この一次求心性線維の終末では、神経ペプチドとアミノ酸が伝達物質として放出され、二次ニューロンを興奮させます。代表的なのがサブスタンスPとグルタミン酸です。
サブスタンスPは、一次求心性線維(とくにC線維)の終末から脊髄後角に放出される興奮性の神経ペプチドで、二次ニューロンのNK1受容体に作用して痛覚の伝達を担います。したがって、透熱灸刺激の脊髄内伝達に関与する物質はサブスタンスPであり、正答は2です。
なお、サブスタンスPは末梢側でも重要な働きをします。
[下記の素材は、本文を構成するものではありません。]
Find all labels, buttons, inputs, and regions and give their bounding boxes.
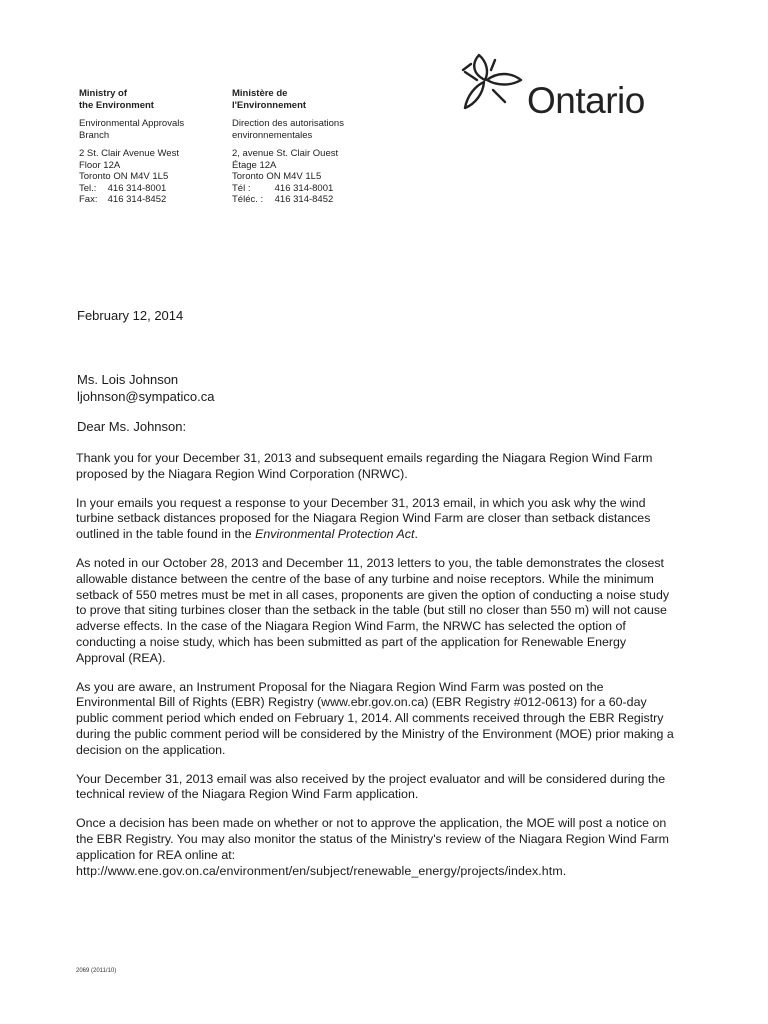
ministry-name-line-2: the Environment — [79, 99, 154, 111]
recipient-name: Ms. Lois Johnson — [77, 372, 179, 387]
adresse-line-3: Toronto ON M4V 1L5 — [232, 171, 322, 182]
address-line-2: Floor 12A — [79, 159, 121, 171]
telephone-number: 416 314-8001 — [107, 182, 167, 194]
ontario-wordmark: Ontario — [527, 80, 645, 121]
ministry-name-line-1: Ministry of — [79, 88, 128, 99]
adresse-line-1: 2, avenue St. Clair Ouest — [232, 148, 339, 159]
telephone-fr — [232, 183, 392, 195]
telephone-fr-label: Tél : — [232, 182, 251, 194]
ministere-name-line-2: l'Environnement — [232, 99, 307, 111]
trillium-icon — [455, 50, 535, 120]
fax-label: Fax: — [79, 194, 98, 205]
ontario-logo — [455, 50, 675, 130]
paragraph-4: As you are aware, an Instrument Proposal for the Niagara Region Wind Farm was posted on the Environmental Bill of Rights (EBR) Registry (www.ebr.gov.on.ca) (EBR Registry #012-0613) for a 60-day public comment period which ended on February 1, 2014. All comments received through the EBR Registry during the public comment period will be considered by the Ministry of the Environment (MOE) prior making a decision on the application. — [76, 679, 674, 757]
act-title: Environmental Protection Act — [255, 527, 415, 542]
paragraph-6-text: Once a decision has been made on whether or not to approve the application, the MOE will post a notice on the EBR Registry. You may also monitor the status of the Ministry's review of the Niagara Region Wind Farm application for REA online at: — [76, 816, 670, 862]
branch-line-2: Branch — [79, 129, 110, 141]
direction-line-1: Direction des autorisations — [232, 118, 344, 129]
letter-date: February 12, 2014 — [77, 308, 184, 323]
fax-fr-number: 416 314-8452 — [274, 194, 334, 205]
paragraph-2-end: . — [414, 527, 418, 542]
project-url: http://www.ene.gov.on.ca/environment/en/subject/renewable_energy/projects/index.htm. — [76, 863, 567, 878]
fax-number: 416 314-8452 — [107, 194, 167, 205]
paragraph-3: As noted in our October 28, 2013 and December 11, 2013 letters to you, the table demonstrates the closest allowable distance between the centre of the base of any turbine and noise receptors. While the minimum setback of 550 metres must be met in all cases, proponents are given the option of conducting a noise study to prove that siting turbines closer than the setback in the table (but still no closer than 550 m) will not cause adverse effects. In the case of the Niagara Region Wind Farm, the NRWC has selected the option of conducting a noise study, which has been submitted as part of the application for Renewable Energy Approval (REA). — [76, 555, 670, 665]
ministere-name-line-1: Ministère de — [232, 88, 288, 99]
branch-line-1: Environmental Approvals — [79, 118, 185, 129]
telephone — [79, 183, 219, 195]
fax — [79, 194, 219, 206]
recipient-block — [77, 371, 214, 405]
letterhead-english — [79, 88, 219, 206]
paragraph-2 — [76, 496, 676, 543]
letterhead-french — [232, 88, 392, 206]
paragraph-2-text: In your emails you request a response to your December 31, 2013 email, in which you ask why the wind turbine setback distances proposed for the Niagara Region Wind Farm are closer than setback distances outlined in the table found in the — [76, 495, 651, 542]
paragraph-5: Your December 31, 2013 email was also received by the project evaluator and will be considered during the technical review of the Niagara Region Wind Farm application. — [76, 771, 666, 802]
form-number: 2069 (2011/10) — [76, 968, 117, 974]
direction-line-2: environnementales — [232, 129, 313, 141]
address-line-3: Toronto ON M4V 1L5 — [79, 171, 169, 182]
adresse-line-2: Étage 12A — [232, 159, 277, 171]
fax-fr — [232, 194, 392, 206]
recipient-email: ljohnson@sympatico.ca — [77, 389, 215, 404]
address-line-1: 2 St. Clair Avenue West — [79, 148, 179, 159]
paragraph-6 — [76, 816, 676, 879]
fax-fr-label: Téléc. : — [232, 194, 264, 205]
telephone-label: Tel.: — [79, 182, 97, 194]
letter-body — [76, 451, 676, 892]
paragraph-1: Thank you for your December 31, 2013 and subsequent emails regarding the Niagara Region Wind Farm proposed by the Niagara Region Wind Corporation (NRWC). — [76, 451, 653, 481]
salutation: Dear Ms. Johnson: — [77, 419, 187, 434]
telephone-fr-number: 416 314-8001 — [274, 182, 334, 194]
軸索反射により末梢の神経終末から放出されると、血管拡張と血管透過性の亢進をもたらし、また肥満細胞からヒスタミンの遊離を促して、局所の血流増加とフレア反応、膨疹を生じさせます。中枢での痛覚伝達と、末梢での血管反応の両方に関わるという点を押さえておきます。
他の選択肢を確認します。
エンドルフィンは、内因性オピオイドペプチドの一つで、下垂体や視床下部などで産生され、痛覚の伝達を抑制します。伝達する側ではなく、抑える側の物質です。鍼灸の鎮痛機序として重要です。
ノルアドレナリンは、青斑核から出る下行性痛覚抑制系の伝達物質として脊髄後角に放出され、痛覚の伝達を抑制します。また末梢では交感神経節後線維の伝達物質でもあります。こちらも抑える側です。
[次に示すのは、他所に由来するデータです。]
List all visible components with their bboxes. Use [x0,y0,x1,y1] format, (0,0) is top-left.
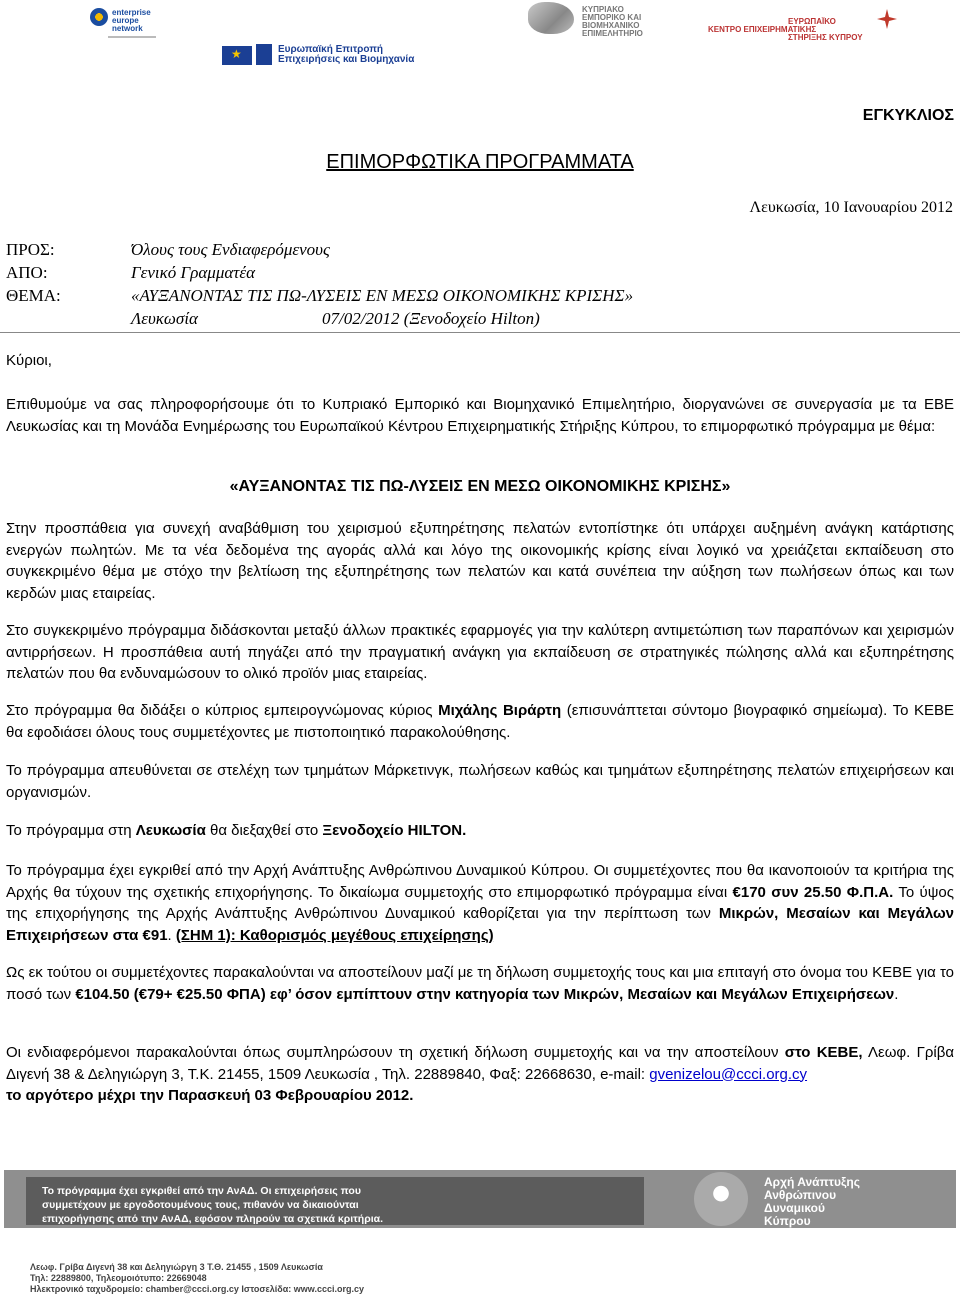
paragraph-venue [6,820,954,842]
text-run: Το πρόγραμμα έχει εγκριθεί από την Αρχή Ανάπτυξης Ανθρώπινου Δυναμικού Κύπρου. Οι συμμετέχοντες που θα ικανοποιούν τα κριτήρια της Αρχής θα τύχουν της σχετικής επιχορήγησης. Το δικαίωμα συμμετοχής στο επιμορφωτικό πρόγραμμα είναι [6,862,954,901]
text-run: . [894,985,899,1003]
chamber-line: ΕΜΠΟΡΙΚΟ ΚΑΙ [582,13,642,22]
eu-line: Επιχειρήσεις και Βιομηχανία [278,54,415,65]
een-line: enterprise [112,8,151,17]
subject-heading: «ΑΥΞΑΝΟΝΤΑΣ ΤΙΣ ΠΩ-ΛΥΣΕΙΣ ΕΝ ΜΕΣΩ ΟΙΚΟΝΟΜΙΚΗΣ ΚΡΙΣΗΣ» [229,478,731,495]
paragraph-context: Στην προσπάθεια για συνεχή αναβάθμιση του χειρισμού εξυπηρέτησης πελατών εντοπίστηκε ότι υπάρχει αυξημένη ανάγκη κατάρτισης ενεργών πωλητών. Με τα νέα δεδομένα της αγοράς αλλά και λόγο της οικονομικής κρίσης είναι λογικό να χρειάζεται εκπαίδευση στο συγκεκριμένο θέμα με στόχο την βελτίωση της εξυπηρέτησης των πελατών και κατά συνέπεια την αύξηση των πωλήσεων όπως και των κερδών μιας εταιρείας. [6,520,954,602]
text-run: Το πρόγραμμα στη [6,822,136,839]
payment-amount: €104.50 (€79+ €25.50 ΦΠΑ) εφ’ όσον εμπίπτουν στην κατηγορία των Μικρών, Μεσαίων και Μεγάλων Επιχειρήσεων [75,985,895,1003]
european-commission-logo [222,44,472,66]
ekep-line: ΣΤΗΡΙΞΗΣ ΚΥΠΡΟΥ [788,33,863,42]
anad-line: Κύπρου [764,1214,811,1228]
footer-banner [4,1170,956,1228]
chamber-logo [528,2,678,36]
banner-line: επιχορήγησης από την ΑνΑΔ, εφόσον πληρούν τα σχετικά κριτήρια. [42,1213,383,1225]
address-line: Λεωφ. Γρίβα Διγενή 38 και Δεληγιώργη 3 Τ.Θ. 21455 , 1509 Λευκωσία [30,1262,323,1272]
chamber-emblem-icon [528,2,574,34]
divider [0,332,960,333]
ekep-mark-icon [876,8,898,30]
trainer-name: Μιχάλης Βιράρτη [438,702,562,719]
anad-logo-icon [694,1172,748,1226]
paragraph-fees [6,860,954,946]
subject-value: «ΑΥΞΑΝΟΝΤΑΣ ΤΙΣ ΠΩ-ΛΥΣΕΙΣ ΕΝ ΜΕΣΩ ΟΙΚΟΝΟΜΙΚΗΣ ΚΡΙΣΗΣ» [131,286,634,305]
text-run: Λεωφ. Γρίβα Διγενή 38 & Δεληγιώργη 3, Τ.Κ. 21455, 1509 Λευκωσία , Τηλ. 22889840, Φαξ: 22668630, e-mail: [6,1044,954,1083]
footer-address [30,1262,364,1295]
subsidy-amount: Μικρών, Μεσαίων και Μεγάλων Επιχειρήσεων στα €91 [6,905,955,944]
paragraph-audience: Το πρόγραμμα απευθύνεται σε στελέχη των τμημάτων Μάρκετινγκ, πωλήσεων καθώς και τμημάτων εξυπηρέτησης πελατών επιχειρήσεων και οργανισμών. [6,762,954,801]
text-run: Ως εκ τούτου οι συμμετέχοντες παρακαλούνται να αποστείλουν μαζί με τη δήλωση συμμετοχής τους και μια επιταγή στο όνομα του ΚΕΒΕ για το ποσό των [6,964,954,1003]
eu-bar-icon [256,44,272,65]
paragraph-payment [6,962,954,1005]
deadline: το αργότερο μέχρι την Παρασκευή 03 Φεβρουαρίου 2012. [6,1087,414,1104]
paragraph-intro: Επιθυμούμε να σας πληροφορήσουμε ότι το Κυπριακό Εμπορικό και Βιομηχανικό Επιμελητήριο, διοργανώνει σε συνεργασία με τα ΕΒΕ Λευκωσίας και τη Μονάδα Ενημέρωσης του Ευρωπαϊκού Κέντρου Επιχειρηματικής Στήριξης Κύπρου, το επιμορφωτικό πρόγραμμα με θέμα: [6,396,954,435]
paragraph-trainer [6,700,954,743]
paragraph-registration [6,1042,954,1107]
address-line: Ηλεκτρονικό ταχυδρομείο: chamber@ccci.org.cy Ιστοσελίδα: www.ccci.org.cy [30,1284,364,1294]
anad-line: Αρχή Ανάπτυξης [764,1175,860,1189]
page-title [0,151,960,174]
ekep-logo [708,8,898,42]
chamber-line: ΒΙΟΜΗΧΑΝΙΚΟ [582,21,640,30]
een-line: europe [112,16,139,25]
chamber-line: ΕΠΙΜΕΛΗΤΗΡΙΟ [582,29,643,38]
from-value: Γενικό Γραμματέα [131,263,255,282]
een-star-icon [90,8,108,26]
ekep-line: ΕΥΡΩΠΑΪΚΟ [788,17,836,26]
to-value: Όλους τους Ενδιαφερόμενους [131,240,330,259]
location: Λευκωσία [131,309,198,328]
text-run: Οι ενδιαφερόμενοι παρακαλούνται όπως συμπληρώσουν τη σχετική δήλωση συμμετοχής και να την αποστείλουν [6,1044,785,1061]
text-run: Στο πρόγραμμα θα διδάξει ο κύπριος εμπειρογνώμονας κύριος [6,702,439,719]
kebe-label: στο ΚΕΒΕ, [784,1044,863,1061]
banner-line: συμμετέχουν με εργοδοτουμένους τους, πιθανόν να δικαιούνται [42,1199,359,1211]
note-reference: (ΣΗΜ 1): Καθορισμός μεγέθους επιχείρησης) [175,926,494,944]
letter-date: Λευκωσία, 10 Ιανουαρίου 2012 [749,199,953,216]
eu-line: Ευρωπαϊκή Επιτροπή [278,44,383,55]
subject-label: ΘΕΜΑ: [6,286,61,305]
chamber-line: ΚΥΠΡΙΑΚΟ [582,5,624,14]
anad-line: Ανθρώπινου [764,1188,837,1202]
banner-line: Το πρόγραμμα έχει εγκριθεί από την ΑνΑΔ. Οι επιχειρήσεις που [42,1185,361,1197]
text-run: . [167,926,176,944]
salutation: Κύριοι, [6,352,52,369]
circular-label: ΕΓΚΥΚΛΙΟΣ [862,107,954,124]
email-link[interactable]: gvenizelou@ccci.org.cy [649,1065,808,1083]
text-run: (επισυνάπτεται σύντομο βιογραφικό σημείωμα). Το ΚΕΒΕ θα εφοδιάσει όλους τους συμμετέχοντες με πιστοποιητικό παρακολούθησης. [6,702,955,741]
ekep-line: ΚΕΝΤΡΟ ΕΠΙΧΕΙΡΗΜΑΤΙΚΗΣ [708,25,817,34]
text-run: Το ύψος της επιχορήγησης της Αρχής Ανάπτυξης Ανθρώπινου Δυναμικού καθορίζεται για την περίπτωση των [6,883,954,922]
fee-amount: €170 συν 25.50 Φ.Π.Α. [732,883,894,901]
text-run: θα διεξαχθεί στο [205,822,323,839]
page-title-text: ΕΠΙΜΟΡΦΩΤΙΚΑ ΠΡΟΓΡΑΜΜΑΤΑ [326,151,634,173]
city-name: Λευκωσία [135,822,206,839]
hotel-name: Ξενοδοχείο HILTON. [322,822,467,839]
enterprise-europe-network-logo [86,6,164,44]
een-line: network [112,24,143,33]
divider [108,36,156,38]
address-line: Τηλ: 22889800, Τηλεομοιότυπο: 22669048 [30,1273,207,1283]
to-label: ΠΡΟΣ: [6,240,55,259]
from-label: ΑΠΟ: [6,263,48,282]
paragraph-content: Στο συγκεκριμένο πρόγραμμα διδάσκονται μεταξύ άλλων πρακτικές εφαρμογές για την καλύτερη αντιμετώπιση των παραπόνων και χειρισμών αντιρρήσεων. Η προσπάθεια αυτή πηγάζει από την πραγματική ανάγκη για εκπαίδευση σε στρατηγικές πώλησης αλλά και εξυπηρέτησης πελατών που θα ενδυναμώσουν το ολικό προϊόν μιας εταιρείας. [6,622,954,682]
anad-line: Δυναμικού [764,1201,825,1215]
date-venue: 07/02/2012 (Ξενοδοχείο Hilton) [322,309,540,328]
eu-flag-icon [222,46,252,65]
アセチルコリンは、神経筋接合部、自律神経節、副交感神経節後線維の伝達物質です。脊髄後角での痛覚伝達を担う主要な物質ではありません。
このように、脊髄後角では、興奮性(サブスタンスP、グルタミン酸)と抑制性(内因性オピオイド、セロトニン、ノルアドレナリン、GABA)の物質がせめぎ合っていると理解すると整理しやすくなります。
選択肢の確認
1.エンドルフィン
誤り。内因性オピオイドであり痛覚を抑制します。
2.サブスタンスP
正しい。一次求心性線維の終末から放出される興奮性の伝達物質です。
3.ノルアドレナリン
誤り。下行性痛覚抑制系の伝達物質で痛覚を抑制します。
4.アセチルコリン
誤り。神経筋接合部や自律神経で働く伝達物質です。
覚えるポイント
- サブスタンスP=一次求心性線維の終末から脊髄後角へ放出される興奮性の伝達物質。
- サブスタンスPは末梢では軸索反射により血管拡張と透過性亢進をもたらす。
- 抑制側=内因性オピオイド(エンドルフィン、エンケファリン)、セロトニン、ノルアドレナリン。